Now … let’s add a little fear into the equation – – or, more fear than we already have had about the state of the world and possible terrorism.  Enter:  the faltering economy.  People have lost their jobs, pensions have been reduced to unlivable levels, and many are less sure about their futures.  Humans do funny things when we’re scared — like get angry at the nearest target, get into the blame game, and be even more ugly to others.  We huddle in the safety of those like us.

Now, even 9/11 has entered the conflict and we are divided over that.  Let’s hate *all* Muslims … let’s burn the Quran.  The anger that we legitimately have at a few extremists is now being aimed at an entire religion.  IMO, Christianity has it’s extreme elements, too, and it behooves Christians to look within a bit more and make sure they’re blameless before they go after another.  (And, I’m a Christian)  True — Christians have not run planes into buildings, but there is no difference between Christian (or any) extremism and theirs in their mentality.  Also (IMO), extremism begets extremism on the other side.  Humans so often react as a pendulum does.  If things go too far one way, we have a tendency to make it go that far the other way, probably out of fear to keep whatever it is as far away as possible.
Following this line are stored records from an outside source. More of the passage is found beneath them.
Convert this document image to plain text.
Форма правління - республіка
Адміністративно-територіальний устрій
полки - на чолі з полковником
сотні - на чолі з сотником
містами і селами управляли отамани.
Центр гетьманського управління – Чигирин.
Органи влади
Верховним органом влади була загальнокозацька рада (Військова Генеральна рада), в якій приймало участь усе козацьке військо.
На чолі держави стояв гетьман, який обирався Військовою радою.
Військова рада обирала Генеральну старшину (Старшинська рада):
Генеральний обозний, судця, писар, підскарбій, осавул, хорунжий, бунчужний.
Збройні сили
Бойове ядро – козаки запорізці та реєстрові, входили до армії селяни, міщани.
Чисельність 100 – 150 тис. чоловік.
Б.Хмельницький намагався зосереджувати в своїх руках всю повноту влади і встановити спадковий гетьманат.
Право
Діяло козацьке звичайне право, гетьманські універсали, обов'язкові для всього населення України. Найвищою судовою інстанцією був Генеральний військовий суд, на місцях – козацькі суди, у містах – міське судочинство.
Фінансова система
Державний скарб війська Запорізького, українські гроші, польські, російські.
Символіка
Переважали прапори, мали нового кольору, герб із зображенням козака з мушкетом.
This entire thing saddens me, because in all these things, imo, we have lost sight of what happened — and the meaning of this day — to remember those who died, and especially to honor the rescuers who were killed in the line of that duty.  It was awful and very wrong what happened, and anger is understandable toward the extremists who did the acts.  But — IMO — to blame all Muslims, and to allow this to turn our country (and people) into a Muslim hating country is not fair to them.  Ok — I’ve heard that they hate us, so we’re just being stupid to be understanding and respectful.  Well — to respond to this – the Christian message is not "revenge", but one of "taking the higher road" – or – that’s how *I* personally see it.  Bottom line:  how is peace and understanding going to be achieved with this mentality?   I’m not saying that we roll over and play dead, and we must be vigilant as far as unearthing possible terror threats.  Terrorists do exist!  It’s just this hate we seem to be feeling for anything and anyone that is different, and disagrees with us is surely not helpful.

I was going to leave comments open, but have decided as I write this that I’d rather not.  Today is not a day to debate any of this.  Instead, what I’d like is for any readers to simply remember those who died — and to honor those who who tried to rescue those trapped, but were also killed.  Please — just do that.